Selon une étude, « Global Enabling Trade Report 2014 », la plupart des économies avancées appliquaient de faibles droits de douane sur les importations, mais certains conservent des régimes douaniers complexes au sein desquels il est difficile de se retrouver.

 

Les obstacles au commerce freinent la reprise économique mondiale, tandis que de nombreux pays ne parviennent toujours pas à adopter des réformes qui pourraient avoir un effet profond sur la croissance et le progrès social, a indiqué mardi le World Economic Forum (WEF).

L’indice de facilitation des échanges commerciaux, utilisé dans la nouvelle étude de WEF, révèle que les grandes économies émergentes rencontrent d’énormes difficultés dans leurs efforts pour faciliter les échanges et passer à un stade supérieur de développement.

Parmi les obstacles aux échanges dans les pays en développement et émergents figurent la bureaucratie aux frontières, la corruption, les déficits en matière d’infrastructures et les faibles niveaux de sécurité, a précisé la même source.

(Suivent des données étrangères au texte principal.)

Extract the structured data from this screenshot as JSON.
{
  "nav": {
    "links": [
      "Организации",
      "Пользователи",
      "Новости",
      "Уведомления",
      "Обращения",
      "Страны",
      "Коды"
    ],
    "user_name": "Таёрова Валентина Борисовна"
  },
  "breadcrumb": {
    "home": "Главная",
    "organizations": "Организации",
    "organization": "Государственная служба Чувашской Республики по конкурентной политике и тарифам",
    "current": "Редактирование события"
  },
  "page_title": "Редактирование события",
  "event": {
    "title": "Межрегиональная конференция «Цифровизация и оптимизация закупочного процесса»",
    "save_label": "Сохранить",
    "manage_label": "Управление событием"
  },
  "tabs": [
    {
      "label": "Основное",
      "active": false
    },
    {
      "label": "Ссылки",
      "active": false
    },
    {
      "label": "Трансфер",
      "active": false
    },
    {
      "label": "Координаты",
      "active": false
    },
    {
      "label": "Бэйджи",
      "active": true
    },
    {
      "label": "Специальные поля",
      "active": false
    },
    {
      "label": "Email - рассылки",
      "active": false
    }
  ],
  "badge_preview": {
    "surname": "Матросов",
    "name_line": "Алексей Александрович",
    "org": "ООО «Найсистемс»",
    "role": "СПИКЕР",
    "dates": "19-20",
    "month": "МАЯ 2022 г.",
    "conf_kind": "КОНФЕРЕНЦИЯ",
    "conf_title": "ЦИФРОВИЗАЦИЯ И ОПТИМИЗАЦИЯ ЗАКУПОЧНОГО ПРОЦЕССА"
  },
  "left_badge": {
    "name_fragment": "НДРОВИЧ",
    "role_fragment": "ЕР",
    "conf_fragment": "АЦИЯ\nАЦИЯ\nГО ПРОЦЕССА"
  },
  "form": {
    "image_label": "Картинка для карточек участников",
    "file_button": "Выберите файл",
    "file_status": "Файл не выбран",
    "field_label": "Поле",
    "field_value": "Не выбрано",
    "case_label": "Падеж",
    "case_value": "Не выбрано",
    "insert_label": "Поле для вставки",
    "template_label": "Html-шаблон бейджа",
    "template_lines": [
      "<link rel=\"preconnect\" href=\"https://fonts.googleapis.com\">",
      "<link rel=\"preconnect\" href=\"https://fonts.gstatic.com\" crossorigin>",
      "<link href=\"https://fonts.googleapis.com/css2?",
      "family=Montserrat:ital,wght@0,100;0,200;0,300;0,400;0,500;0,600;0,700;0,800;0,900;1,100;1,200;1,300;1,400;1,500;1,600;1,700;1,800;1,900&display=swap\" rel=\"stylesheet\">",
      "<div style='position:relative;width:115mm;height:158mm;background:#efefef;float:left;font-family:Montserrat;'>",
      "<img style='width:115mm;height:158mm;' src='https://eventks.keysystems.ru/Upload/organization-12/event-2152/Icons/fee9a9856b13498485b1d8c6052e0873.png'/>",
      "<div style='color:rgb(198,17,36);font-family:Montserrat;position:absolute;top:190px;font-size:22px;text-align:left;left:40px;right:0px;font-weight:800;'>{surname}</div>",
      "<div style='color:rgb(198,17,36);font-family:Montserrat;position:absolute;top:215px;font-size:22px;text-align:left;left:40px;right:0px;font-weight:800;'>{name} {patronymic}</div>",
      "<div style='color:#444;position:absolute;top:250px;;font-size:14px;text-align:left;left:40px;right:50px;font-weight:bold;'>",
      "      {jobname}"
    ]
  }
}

Par ailleurs, il a été constaté que la plupart des économies avancées appliquaient de faibles droits de douane sur les importations, mais certains de ces pays conservent des régimes douaniers complexes au sein desquels il est difficile de se retrouver.

Cette étude, le Global Enabling Trade Report 2014, évalue la performance de 138 pays dans quatre domaines: accès aux marchés, administration aux frontières, infrastructures et environnement opérationnel.

 »Après plusieurs années difficiles consacrées à tenter de faire avancer le cycle de Doha, les accords de Bali, au centre desquels se trouve l’accord sur la facilitation des échanges, offrent un bon créneau permettant de se concentrer sur l’élimination des obstacles concrets au commerce », a déclaré Espen Barth Eide, responsable au WEF.

A la lumière de ce constat, a-t-il ajouté,  »nous sommes convaincus que les mesures uniques du rapport aideront les dirigeants à identifier les politiques qui réussissent et les domaines susceptibles d’amélioration ».

L’évaluation repose sur l’indice de facilitation des échanges, une méthodologie qui évalue la mesure dans laquelle les économies possèdent des institutions, des politiques, des infrastructures et des services qui facilitent la libre circulation de marchandises par-delà les frontières et jusqu’à leur destination.

Ces facteurs facilitant les échanges sont organisés en sept piliers qui sont, en l’occurrence, l’accès aux marchés nationaux, l’accès aux marchés étrangers, l’efficacité et la transparence de l’administration aux frontières, la disponibilité et la qualité des infrastructures et des services de transport, la disponibilité et utilisation des TIC et l’environnement opérationnel.